For a lot of places in Eastern North Carolina, the flooding could get worse, before it gets better.

Hundreds were forced to evacuate from Lumberton Monday after a levee broke.

Robert Allmer, originally from the Triad, just took over a car dealership in Lumberton and he's worried for his new town and his new business.

"I've never been through anything like this," he admits. "I don't think Lumberton has ever been through anything like this."

Allmer closed his dealership, Nissan of Lumberton, Friday as Hurricane Matthew approached North Carolina.

He escaped to the Triad, but had no idea he wouldn't be able to get back.

"The whole town is flooded," he says. "I-95 is flooded. Half my employees have been evacuated."

Allmer says some of his employees were evacuated by boat and helicopter, but they're all okay.

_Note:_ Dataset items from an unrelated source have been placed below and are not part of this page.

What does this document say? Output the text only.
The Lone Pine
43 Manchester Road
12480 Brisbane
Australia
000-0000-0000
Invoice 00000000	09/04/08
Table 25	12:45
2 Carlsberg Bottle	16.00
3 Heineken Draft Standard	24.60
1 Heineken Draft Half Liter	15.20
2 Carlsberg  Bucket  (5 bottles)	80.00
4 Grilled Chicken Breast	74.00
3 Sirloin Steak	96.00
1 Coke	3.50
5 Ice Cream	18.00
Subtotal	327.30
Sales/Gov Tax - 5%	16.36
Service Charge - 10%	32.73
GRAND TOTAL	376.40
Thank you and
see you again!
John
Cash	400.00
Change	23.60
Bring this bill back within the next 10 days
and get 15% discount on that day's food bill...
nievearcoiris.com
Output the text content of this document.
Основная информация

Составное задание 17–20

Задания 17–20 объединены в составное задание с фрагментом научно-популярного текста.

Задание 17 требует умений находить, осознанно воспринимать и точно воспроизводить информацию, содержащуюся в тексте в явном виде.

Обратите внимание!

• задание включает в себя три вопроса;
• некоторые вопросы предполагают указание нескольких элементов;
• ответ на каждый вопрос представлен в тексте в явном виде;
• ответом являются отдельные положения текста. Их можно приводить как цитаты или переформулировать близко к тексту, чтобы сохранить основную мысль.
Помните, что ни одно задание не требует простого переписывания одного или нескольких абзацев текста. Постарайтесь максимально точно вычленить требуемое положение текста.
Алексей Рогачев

He's been watching the destruction unfold from Kernersville, his home before moving to Lumberton in July.

"It was just an opportunity to acquire new dealership and hopefully succeed in the future."

Now, he's looking for all opportunities to get help.

Everyday the dealership is closed - the business is losing $25,000.

"I don't even know if my house is okay," Allmer says. "If it's under water or not. I haven't checked on it yet. I'm more concerned with the dealership."

Allmer says he hopes to get back to the dealership as soon as it's safe, but he's not sure when he'll be back in business.

"It's not an overnight deal. It's not one week. It's going to take a while."

Allmer says many of the cars were moved to higher ground before the storm hit, so only a few are not salvageable.

The river isn't expected to crest until later this week, so it's possible more damage could come.